Au terme de l’odyssée du titre, l’épilogue se déroule en trois temps.
1) La barque accoste au Mexique et le tigre s’éloigne (sans dire au revoir).
2) Pi est contraint d’inventer une histoire « crédible » pour les assureurs japonais.
3) Le tigre pénètre dans la jungle.
Le premier temps, fondamental, marque celui de la découverte de l’ingratitude animale, c’est-à-dire de leur altérité – altérité qu’il ne semble pas nécessaire d’alourdir de quelque adjectif de type « insoluble », « absolue » ou « insondable », réflexe de langage impliquant étrangement que les humains entre eux sont tous à même de se comprendre, ce qui ne manque pas d’innocence. Alors qu’il eût été d’une facilité déconcertante de donner l’illusion d’un au revoir, l’image du tigre saute dans le sable, s’étire, s’en va : l’homme (le personnage, le scénariste, le réalisateur, l’animateur) se résout ainsi à un sentiment d’inachevé, qui n’est autre que la part de liberté accordée à l’animal. Le visage à moitié couvert de sable, Pi attend un adieu qui ne vient pas : « je pleurais parce que Richard Parker m’avait quitté… sans la moindre cérémonie. » (« I was weeping because Richard Parker left me… so unceremoniously. »).

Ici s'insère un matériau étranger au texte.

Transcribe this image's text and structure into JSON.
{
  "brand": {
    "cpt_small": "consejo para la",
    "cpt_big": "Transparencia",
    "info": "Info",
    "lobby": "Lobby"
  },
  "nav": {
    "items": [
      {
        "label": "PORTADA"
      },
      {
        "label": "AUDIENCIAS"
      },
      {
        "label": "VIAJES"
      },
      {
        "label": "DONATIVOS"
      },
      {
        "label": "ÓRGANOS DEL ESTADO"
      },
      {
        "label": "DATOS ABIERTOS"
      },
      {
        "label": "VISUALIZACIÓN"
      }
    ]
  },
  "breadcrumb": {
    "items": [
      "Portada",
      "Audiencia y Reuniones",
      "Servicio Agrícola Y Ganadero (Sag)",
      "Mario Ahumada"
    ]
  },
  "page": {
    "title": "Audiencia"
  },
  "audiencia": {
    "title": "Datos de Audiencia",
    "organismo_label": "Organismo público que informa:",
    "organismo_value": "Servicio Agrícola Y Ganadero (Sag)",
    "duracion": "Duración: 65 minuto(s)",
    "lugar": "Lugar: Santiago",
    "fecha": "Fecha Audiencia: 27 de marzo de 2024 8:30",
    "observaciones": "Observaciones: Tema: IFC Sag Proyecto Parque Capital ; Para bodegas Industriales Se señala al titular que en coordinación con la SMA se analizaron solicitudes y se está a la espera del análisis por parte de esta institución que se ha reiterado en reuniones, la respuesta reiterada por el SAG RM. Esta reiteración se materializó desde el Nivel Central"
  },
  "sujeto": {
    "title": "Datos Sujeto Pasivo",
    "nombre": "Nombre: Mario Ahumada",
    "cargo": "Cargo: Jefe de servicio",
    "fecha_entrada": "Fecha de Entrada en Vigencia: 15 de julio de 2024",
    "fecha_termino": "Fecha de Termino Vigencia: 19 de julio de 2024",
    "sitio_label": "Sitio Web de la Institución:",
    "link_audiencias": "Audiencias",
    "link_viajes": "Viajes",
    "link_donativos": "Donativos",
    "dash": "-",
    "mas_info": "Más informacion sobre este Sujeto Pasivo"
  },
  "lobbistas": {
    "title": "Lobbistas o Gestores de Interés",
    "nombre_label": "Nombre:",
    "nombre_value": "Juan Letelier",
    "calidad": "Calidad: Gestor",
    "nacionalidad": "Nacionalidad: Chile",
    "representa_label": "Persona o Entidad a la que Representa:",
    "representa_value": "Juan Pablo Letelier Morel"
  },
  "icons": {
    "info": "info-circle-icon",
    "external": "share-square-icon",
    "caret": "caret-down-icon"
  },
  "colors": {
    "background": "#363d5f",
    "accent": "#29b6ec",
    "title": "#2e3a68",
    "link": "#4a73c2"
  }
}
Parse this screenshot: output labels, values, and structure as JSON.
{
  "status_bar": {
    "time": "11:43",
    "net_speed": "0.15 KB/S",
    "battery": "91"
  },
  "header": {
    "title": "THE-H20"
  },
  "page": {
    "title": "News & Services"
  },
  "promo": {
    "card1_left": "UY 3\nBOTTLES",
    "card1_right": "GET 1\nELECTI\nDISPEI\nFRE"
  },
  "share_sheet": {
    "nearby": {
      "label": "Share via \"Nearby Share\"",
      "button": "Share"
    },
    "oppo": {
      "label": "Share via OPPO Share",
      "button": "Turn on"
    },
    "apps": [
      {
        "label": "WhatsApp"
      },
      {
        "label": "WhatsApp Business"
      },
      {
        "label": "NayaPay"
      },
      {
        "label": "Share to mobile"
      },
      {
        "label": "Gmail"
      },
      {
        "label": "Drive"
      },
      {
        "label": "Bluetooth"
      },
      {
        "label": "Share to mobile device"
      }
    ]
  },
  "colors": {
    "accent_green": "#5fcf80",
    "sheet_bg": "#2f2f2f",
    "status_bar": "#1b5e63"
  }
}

La nuance est importante : le garçon ne pleure pas d’avoir perdu son compagnon de voyage, ce qui serait revenu à le traiter en humain, voire en peluche (il se doute bien que le tigre ne va pas rester avec lui et devenir son meilleur ami !), mais bien parce que le tigre est un tigre, et qu’il le découvre douloureusement, en une forme de blessure narcissique inédite au cinéma. La chose est d’autant plus étonnante qu’avant son aventure, Pi vit une histoire d’amour avec Anandi, jeune danseuse indienne. Il raconte se souvenir de toute leur dernière journée ensemble – à l’exception du moment où ils se sont dit au revoir. Dans le fond, Richard Parker se contente d’aller à l’essentiel, voilà tout, au sens fort de l’expression : il guide Pi jusqu’à ce qui le fonde, jusqu’à son essence, c’est-à-dire sa place dans la communauté des animaux, et dans l’univers.
Dans sa chambre d’hôpital, le jeune rescapé se retrouve ensuite à raconter à deux incrédules une version plus « réaliste » de son histoire, de manière à ce que la compagnie d’assurances puisse y croire. Ce récit de substitution est horrible et enchaîne les scènes de cruauté, de meurtre, de cannibalisme. « Sachant qu’il n’existe aucun moyen de prouver lequel de ces récits est vrai », demande-t-il, « lequel préférez-vous ? ». Le film propose avant tout une interprétation religieuse de l’alternative : puisqu’il n’existe aucune preuve de l’existence du divin, ni aucune preuve de son absence, autant choisir l’hypothèse qui fait surgir de l’individu ce qu’il recèle de meilleur.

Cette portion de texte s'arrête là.